Editorial: Of the Death Penalty and Human Dignity
Let’s be clear: The appalling circumstances attendant upon the execution of Dennis McGuire in Ohio last week did not render capital punishment barbaric; they merely personified its inherent barbarity. We hope the New Hampshire Legislature will take note and finally repeal the state’s death penalty in the firm conviction that it is morally repugnant for the state to take human life.
McGuire was put to death with a new and untested combination of drugs that took 25 minutes to perform its lethal work while he was gasping, snorting, choking and moving as though struggling — a result his defense attorneys had anticipated in an unsuccessful court filing that sought to block the execution. In opposing their motion, Ohio Assistant Attorney General Thomas Madden contended that while the Constitution bans cruel and unusual punishment, “you’re not entitled to a pain-free execution.”
The family of Joy Stewart, the woman whom McGuire raped and murdered in 1989, issued a statement following the execution saying that whatever suffering McGuire endured, it paled in comparison to that which the victim went through. “He is being treated far more humanely than he treated her,” the family said.
Anyone who finds themselves in the position of the Stewart family certainly could feel justified in holding that view, and it is entirely understandable in view of the emotional pain and loss they have suffered. But the problem with it, along with Madden’s argument, is that it asserts a kind of equivalence between an official act of the state and that of a brutal murderer. Inflicting less suffering than McGuire did does not render the act of putting him to death morally acceptable. This is perhaps reflected in what necessitated the use of the experimental combination of drugs in the first place — the European manufacturers of the drugs previously used have blocked their further sale for use in executions.
While all this was transpiring in Ohio, the New Hampshire House Criminal Justice and Public Safety Committee was holding a three-hour hearing on a bill that, for the third time in the past 13 years, attempts to repeal the state’s death penalty law. New Hampshire is one of 32 states that allow capital punishment, although it has not executed anyone since 1939.
According to the Concord Monitor, members heard testimony from religious leaders, police officers, lawyers and family members of murder victims urging them to repeal the law. They discussed issues such as the high costs associated with imposing the death penalty, unfairness in deciding which defendants are sentenced to death, and the very real possibility that an innocent person will be wrongfully executed.

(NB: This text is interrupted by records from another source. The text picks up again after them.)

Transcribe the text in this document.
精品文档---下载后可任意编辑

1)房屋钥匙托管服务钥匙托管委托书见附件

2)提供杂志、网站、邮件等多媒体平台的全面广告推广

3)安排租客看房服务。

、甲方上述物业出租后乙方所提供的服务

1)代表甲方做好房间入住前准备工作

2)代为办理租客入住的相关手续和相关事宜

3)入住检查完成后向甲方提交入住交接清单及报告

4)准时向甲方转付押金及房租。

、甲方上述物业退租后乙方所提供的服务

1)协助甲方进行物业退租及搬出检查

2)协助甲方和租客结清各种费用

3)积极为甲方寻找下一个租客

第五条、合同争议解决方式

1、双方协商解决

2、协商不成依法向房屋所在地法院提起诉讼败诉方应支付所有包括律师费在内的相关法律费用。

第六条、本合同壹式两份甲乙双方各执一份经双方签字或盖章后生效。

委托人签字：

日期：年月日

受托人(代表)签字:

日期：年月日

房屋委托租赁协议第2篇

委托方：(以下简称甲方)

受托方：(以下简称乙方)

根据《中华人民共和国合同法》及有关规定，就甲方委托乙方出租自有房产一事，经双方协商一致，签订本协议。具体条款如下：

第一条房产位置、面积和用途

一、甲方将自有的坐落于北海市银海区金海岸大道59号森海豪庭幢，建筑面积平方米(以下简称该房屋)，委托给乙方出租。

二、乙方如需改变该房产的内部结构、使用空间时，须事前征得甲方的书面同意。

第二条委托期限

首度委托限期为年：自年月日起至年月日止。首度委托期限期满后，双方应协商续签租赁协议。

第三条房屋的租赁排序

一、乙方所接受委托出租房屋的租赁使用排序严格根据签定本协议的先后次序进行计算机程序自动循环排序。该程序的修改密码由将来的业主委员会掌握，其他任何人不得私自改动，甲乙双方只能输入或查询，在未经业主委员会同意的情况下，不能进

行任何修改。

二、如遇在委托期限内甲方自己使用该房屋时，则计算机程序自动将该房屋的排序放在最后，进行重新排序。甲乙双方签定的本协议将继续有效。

These are all powerful arguments in favor of abolition, but we found most compelling statements that focused on the moral compromise inherent in the death penalty.
Former Attorney General Phil McLaughlin told the committee that he had changed his mind on the issue after his son returned from serving in Iraq and told him, “Our government shouldn’t kill its own people.”
And the Rev. A. Robert Hirshfield, Episcopal bishop of New Hampshire, said that, “Repealing the death penalty is a way for the state to counteract and push back against the culture of violence. Whenever the death penalty is administered by the state, the dignity of all our citizens is diminished.”
In fact, the death penalty makes killers of us all. And that’s hard to live with.